Miscellaneous¶

Convert to str¶

Any CharsetNormalizerMatch object can be transformed to exploitable str variable.

my_byte_str = '我没有埋怨，磋砣的只是一些时间。'.encode('gb18030')

# Assign return value so we can fully exploit result
result = CnM.from_bytes(
    my_byte_str
).best().first()

# This should print '我没有埋怨，磋砣的只是一些时间。'
print(str(result))

Expect UnicodeDecodeError¶

This package also offer you the possibility to reconfigure the way UnicodeDecodeError is raised. Charset Normalizer offer the possibility to extend the actual message inside it to provide a clue about what encoding it should actually be.
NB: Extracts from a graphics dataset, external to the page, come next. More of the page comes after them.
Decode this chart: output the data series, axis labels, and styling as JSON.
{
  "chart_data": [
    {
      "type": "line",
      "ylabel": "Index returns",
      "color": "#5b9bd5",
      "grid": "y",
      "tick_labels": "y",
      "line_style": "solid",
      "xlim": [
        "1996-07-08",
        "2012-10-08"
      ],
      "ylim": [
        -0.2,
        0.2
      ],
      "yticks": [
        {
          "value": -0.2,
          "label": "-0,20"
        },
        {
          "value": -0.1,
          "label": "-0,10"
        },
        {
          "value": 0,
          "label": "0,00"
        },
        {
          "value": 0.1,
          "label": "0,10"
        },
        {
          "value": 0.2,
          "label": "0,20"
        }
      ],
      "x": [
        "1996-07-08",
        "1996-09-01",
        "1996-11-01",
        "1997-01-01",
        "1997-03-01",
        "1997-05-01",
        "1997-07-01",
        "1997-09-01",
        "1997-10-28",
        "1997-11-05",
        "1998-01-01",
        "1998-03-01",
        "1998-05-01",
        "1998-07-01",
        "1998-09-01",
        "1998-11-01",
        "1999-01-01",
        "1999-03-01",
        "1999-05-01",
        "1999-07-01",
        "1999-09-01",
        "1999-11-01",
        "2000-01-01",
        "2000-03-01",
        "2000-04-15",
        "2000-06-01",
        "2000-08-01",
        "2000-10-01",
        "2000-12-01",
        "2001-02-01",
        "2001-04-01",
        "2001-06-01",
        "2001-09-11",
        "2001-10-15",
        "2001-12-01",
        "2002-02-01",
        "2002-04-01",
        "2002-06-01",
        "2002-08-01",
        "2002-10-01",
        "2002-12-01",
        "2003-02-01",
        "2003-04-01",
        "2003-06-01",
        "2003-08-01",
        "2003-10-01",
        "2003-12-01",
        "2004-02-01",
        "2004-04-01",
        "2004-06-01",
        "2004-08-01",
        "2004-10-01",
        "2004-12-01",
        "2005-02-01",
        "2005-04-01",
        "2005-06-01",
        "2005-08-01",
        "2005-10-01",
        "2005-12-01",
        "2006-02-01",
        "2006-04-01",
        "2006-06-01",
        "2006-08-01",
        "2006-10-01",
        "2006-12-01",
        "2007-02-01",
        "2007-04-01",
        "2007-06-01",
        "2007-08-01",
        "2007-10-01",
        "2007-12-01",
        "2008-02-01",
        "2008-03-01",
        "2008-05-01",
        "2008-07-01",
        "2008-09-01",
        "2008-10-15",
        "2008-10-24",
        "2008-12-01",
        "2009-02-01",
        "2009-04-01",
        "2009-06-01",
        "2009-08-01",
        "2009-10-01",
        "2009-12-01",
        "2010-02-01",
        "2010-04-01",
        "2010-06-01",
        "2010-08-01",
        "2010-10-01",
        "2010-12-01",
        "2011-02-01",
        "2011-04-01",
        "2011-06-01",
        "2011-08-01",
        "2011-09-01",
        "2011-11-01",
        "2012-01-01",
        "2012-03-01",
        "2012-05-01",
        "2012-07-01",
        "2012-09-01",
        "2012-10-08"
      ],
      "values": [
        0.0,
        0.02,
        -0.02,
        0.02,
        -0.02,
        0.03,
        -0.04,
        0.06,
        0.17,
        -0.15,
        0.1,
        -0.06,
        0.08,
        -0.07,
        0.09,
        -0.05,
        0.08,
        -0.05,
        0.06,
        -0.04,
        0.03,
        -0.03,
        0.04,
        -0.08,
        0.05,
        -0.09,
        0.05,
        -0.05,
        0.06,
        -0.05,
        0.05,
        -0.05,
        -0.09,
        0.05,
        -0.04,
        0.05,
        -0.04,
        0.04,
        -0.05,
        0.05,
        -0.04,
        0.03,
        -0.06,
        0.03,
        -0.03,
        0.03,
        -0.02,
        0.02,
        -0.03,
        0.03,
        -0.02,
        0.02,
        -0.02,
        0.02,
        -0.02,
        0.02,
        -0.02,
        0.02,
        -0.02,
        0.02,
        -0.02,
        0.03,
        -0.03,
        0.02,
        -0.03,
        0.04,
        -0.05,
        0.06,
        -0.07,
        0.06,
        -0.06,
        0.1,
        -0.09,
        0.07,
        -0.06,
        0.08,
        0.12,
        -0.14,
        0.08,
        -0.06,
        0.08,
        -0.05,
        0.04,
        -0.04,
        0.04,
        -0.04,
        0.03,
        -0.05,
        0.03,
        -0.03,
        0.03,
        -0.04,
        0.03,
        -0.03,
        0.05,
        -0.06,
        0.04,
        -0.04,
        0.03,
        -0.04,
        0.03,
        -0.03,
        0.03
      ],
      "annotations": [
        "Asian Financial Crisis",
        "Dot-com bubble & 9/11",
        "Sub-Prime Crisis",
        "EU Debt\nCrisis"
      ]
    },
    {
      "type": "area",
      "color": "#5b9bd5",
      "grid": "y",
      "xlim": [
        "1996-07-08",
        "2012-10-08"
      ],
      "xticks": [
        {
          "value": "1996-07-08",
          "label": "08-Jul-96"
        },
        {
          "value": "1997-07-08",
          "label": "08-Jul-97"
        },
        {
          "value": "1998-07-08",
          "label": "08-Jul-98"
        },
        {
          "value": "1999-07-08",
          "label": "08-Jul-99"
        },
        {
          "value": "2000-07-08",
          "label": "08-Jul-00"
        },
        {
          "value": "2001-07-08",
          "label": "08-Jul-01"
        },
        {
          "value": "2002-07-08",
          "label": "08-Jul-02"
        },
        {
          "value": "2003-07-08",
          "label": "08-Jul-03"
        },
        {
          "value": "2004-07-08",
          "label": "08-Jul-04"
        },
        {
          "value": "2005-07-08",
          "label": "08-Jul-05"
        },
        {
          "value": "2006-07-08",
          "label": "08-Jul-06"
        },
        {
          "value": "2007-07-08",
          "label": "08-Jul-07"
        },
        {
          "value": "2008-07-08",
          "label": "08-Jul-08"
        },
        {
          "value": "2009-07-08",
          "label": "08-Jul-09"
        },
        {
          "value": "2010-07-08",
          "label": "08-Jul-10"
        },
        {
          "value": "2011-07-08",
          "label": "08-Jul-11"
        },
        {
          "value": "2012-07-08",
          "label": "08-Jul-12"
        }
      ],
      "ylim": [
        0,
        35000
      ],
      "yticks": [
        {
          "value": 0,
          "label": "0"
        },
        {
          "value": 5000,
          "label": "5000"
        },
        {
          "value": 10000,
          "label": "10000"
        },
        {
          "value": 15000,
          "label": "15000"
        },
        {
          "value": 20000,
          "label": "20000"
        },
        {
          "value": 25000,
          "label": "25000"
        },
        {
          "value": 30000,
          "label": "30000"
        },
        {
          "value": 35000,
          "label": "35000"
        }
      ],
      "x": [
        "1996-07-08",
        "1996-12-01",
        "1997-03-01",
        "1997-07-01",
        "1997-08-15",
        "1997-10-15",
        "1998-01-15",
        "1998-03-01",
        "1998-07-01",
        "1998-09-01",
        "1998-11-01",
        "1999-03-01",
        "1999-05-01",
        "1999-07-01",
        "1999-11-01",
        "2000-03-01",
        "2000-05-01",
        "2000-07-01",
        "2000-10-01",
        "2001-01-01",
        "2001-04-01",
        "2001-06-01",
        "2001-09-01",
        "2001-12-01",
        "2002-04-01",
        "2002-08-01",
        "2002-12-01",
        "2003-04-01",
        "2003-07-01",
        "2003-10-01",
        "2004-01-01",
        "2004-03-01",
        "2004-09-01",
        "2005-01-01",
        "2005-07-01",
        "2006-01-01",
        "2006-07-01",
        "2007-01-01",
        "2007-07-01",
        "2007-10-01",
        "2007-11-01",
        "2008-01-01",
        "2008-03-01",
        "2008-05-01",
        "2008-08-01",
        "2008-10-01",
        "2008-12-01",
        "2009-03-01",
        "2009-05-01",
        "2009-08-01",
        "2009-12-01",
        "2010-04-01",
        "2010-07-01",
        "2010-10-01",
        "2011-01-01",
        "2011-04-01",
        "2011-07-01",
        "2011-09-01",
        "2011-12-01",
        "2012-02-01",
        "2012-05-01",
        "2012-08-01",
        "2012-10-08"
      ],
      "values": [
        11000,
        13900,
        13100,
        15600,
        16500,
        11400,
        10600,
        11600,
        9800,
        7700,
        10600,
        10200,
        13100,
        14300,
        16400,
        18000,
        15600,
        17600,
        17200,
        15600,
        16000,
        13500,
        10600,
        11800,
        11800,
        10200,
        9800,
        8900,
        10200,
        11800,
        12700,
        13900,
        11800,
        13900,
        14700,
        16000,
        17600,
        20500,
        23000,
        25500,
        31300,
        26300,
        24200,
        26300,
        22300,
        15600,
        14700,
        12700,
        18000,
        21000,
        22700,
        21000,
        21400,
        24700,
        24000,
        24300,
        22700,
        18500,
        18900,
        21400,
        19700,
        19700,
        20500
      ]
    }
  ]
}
import charset_normalizer  # Nothing else is needed

my_byte_str = '我没有埋怨，磋砣的只是一些时间。'.encode('gb18030')
my_byte_str.decode('utf_8')  # raise UnicodeDecodeError

# UnicodeDecodeError: 'utf-8' codec can't decode byte 0xce in position 0: invalid continuation byte; you may want to consider gb18030 codec for this sequence.
# instead of
# UnicodeDecodeError: 'utf-8' codec can't decode byte 0xce in position 0: invalid continuation byte

Here, the addition is “you may want to consider gb18030 codec for this sequence.”. Is does not work when using try .. except block.